‘Not at all. Still I don’t like it.’
Jasper was startled. He gazed at her. Ought he, then, to have dealt with her less frankly? Had he been mistaken in thinking that the unusual openness of his talk was attractive to her? She spoke with quite unaccustomed decision; indeed, he had noticed from her entrance that there was something unfamiliar in her way of conversing. She was so much more self-possessed than of wont, and did not seem to treat him with the same deference, the same subdual of her own personality.
‘You don’t like it?’ he repeated calmly. ‘It has become rather tiresome to you?’
‘I feel sorry that you should always represent yourself in an unfavourable light.’

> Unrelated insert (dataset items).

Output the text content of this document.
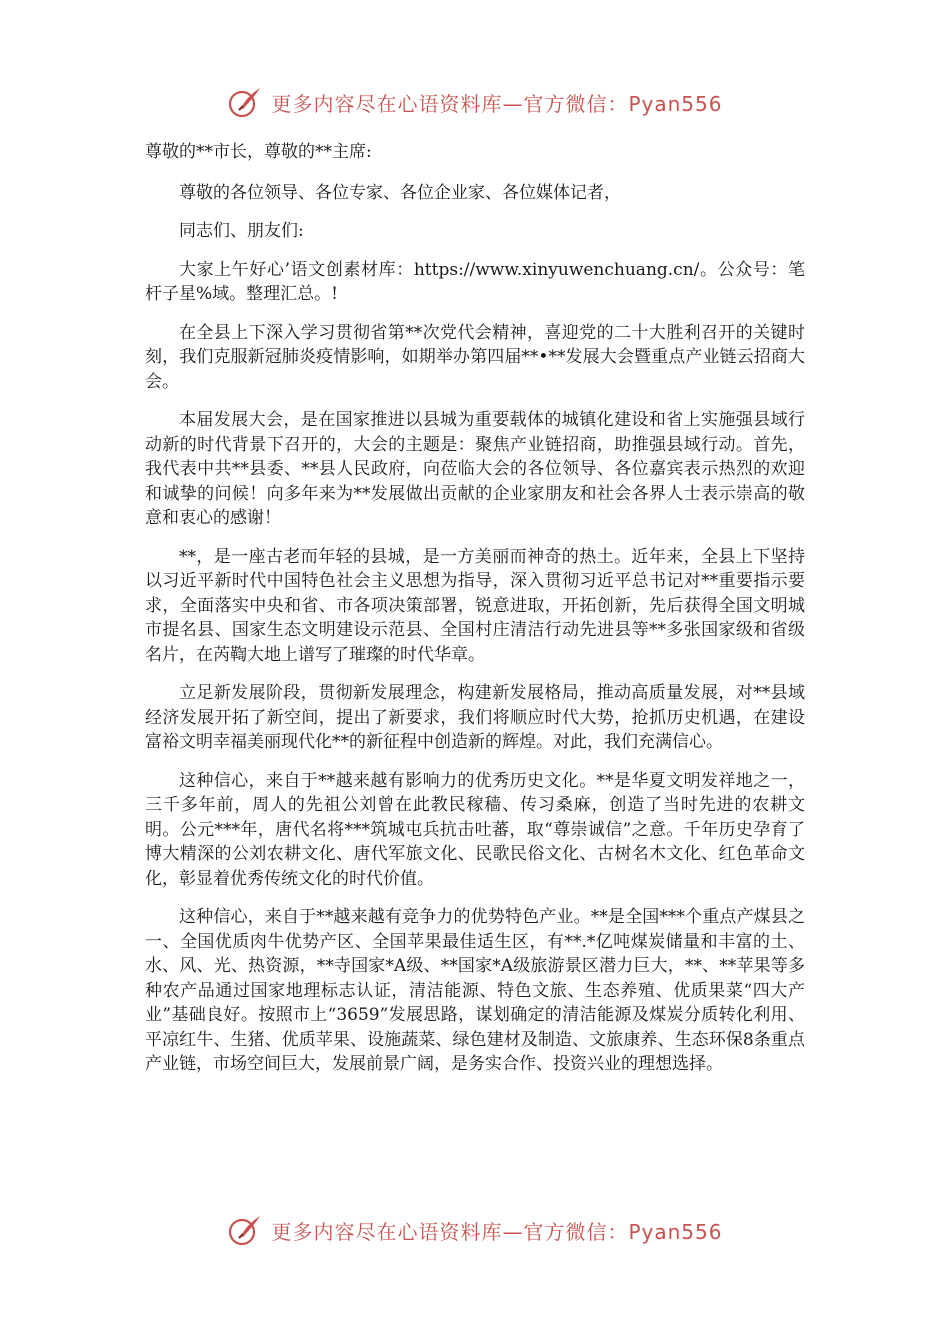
更多内容尽在心语资料库—官方微信：Pyan556

尊敬的**市长，尊敬的**主席:

尊敬的各位领导、各位专家、各位企业家、各位媒体记者，

同志们、朋友们:

大家上午好心’语文创素材库：https://www.xinyuwenchuang.cn/。公众号：笔杆子星%域。整理汇总。!

在全县上下深入学习贯彻省第**次党代会精神，喜迎党的二十大胜利召开的关键时刻，我们克服新冠肺炎疫情影响，如期举办第四届**•**发展大会暨重点产业链云招商大会。

本届发展大会，是在国家推进以县城为重要载体的城镇化建设和省上实施强县域行动新的时代背景下召开的，大会的主题是：聚焦产业链招商，助推强县域行动。首先，我代表中共**县委、**县人民政府，向莅临大会的各位领导、各位嘉宾表示热烈的欢迎和诚挚的问候！向多年来为**发展做出贡献的企业家朋友和社会各界人士表示崇高的敬意和衷心的感谢！

**，是一座古老而年轻的县城，是一方美丽而神奇的热土。近年来，全县上下坚持以习近平新时代中国特色社会主义思想为指导，深入贯彻习近平总书记对**重要指示要求，全面落实中央和省、市各项决策部署，锐意进取，开拓创新，先后获得全国文明城市提名县、国家生态文明建设示范县、全国村庄清洁行动先进县等**多张国家级和省级名片，在芮鞫大地上谱写了璀璨的时代华章。

立足新发展阶段，贯彻新发展理念，构建新发展格局，推动高质量发展，对**县域经济发展开拓了新空间，提出了新要求，我们将顺应时代大势，抢抓历史机遇，在建设富裕文明幸福美丽现代化**的新征程中创造新的辉煌。对此，我们充满信心。

这种信心，来自于**越来越有影响力的优秀历史文化。**是华夏文明发祥地之一，三千多年前，周人的先祖公刘曾在此教民稼穑、传习桑麻，创造了当时先进的农耕文明。公元***年，唐代名将***筑城屯兵抗击吐蕃，取“尊崇诚信”之意。千年历史孕育了博大精深的公刘农耕文化、唐代军旅文化、民歌民俗文化、古树名木文化、红色革命文化，彰显着优秀传统文化的时代价值。

这种信心，来自于**越来越有竞争力的优势特色产业。**是全国***个重点产煤县之一、全国优质肉牛优势产区、全国苹果最佳适生区，有**.*亿吨煤炭储量和丰富的土、水、风、光、热资源，**寺国家*A级、**国家*A级旅游景区潜力巨大，**、**苹果等多种农产品通过国家地理标志认证，清洁能源、特色文旅、生态养殖、优质果菜“四大产业”基础良好。按照市上“3659”发展思路，谋划确定的清洁能源及煤炭分质转化利用、平凉红牛、生猪、优质苹果、设施蔬菜、绿色建材及制造、文旅康养、生态环保8条重点产业链，市场空间巨大，发展前景广阔，是务实合作、投资兴业的理想选择。

更多内容尽在心语资料库—官方微信：Pyan556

He was an acute man, but the self-confidence with which he had entered upon this dialogue, his conviction that he had but to speak when he wished to receive assurance of Marian’s devotion, prevented him from understanding the tone of independence she had suddenly adopted. With more modesty he would have felt more subtly at this juncture, would have divined that the girl had an exquisite pleasure in drawing back now that she saw him approaching her with unmistakable purpose, that she wished to be wooed in less off-hand fashion before confessing what was in her heart. For the moment he was disconcerted. Those last words of hers had a slight tone of superiority, the last thing he would have expected upon her lips.
‘Yet I surely haven’t always appeared so—to you?’ he said.
‘No, not always.’
‘But you are in doubt concerning the real man?’
‘I’m not sure that I understand you. You say that you do really think as you speak.’
‘So I do. I think that there is no choice for a man who can’t bear poverty. I have never said, though, that I had pleasure in mean necessities; I accept them because I can’t help it.’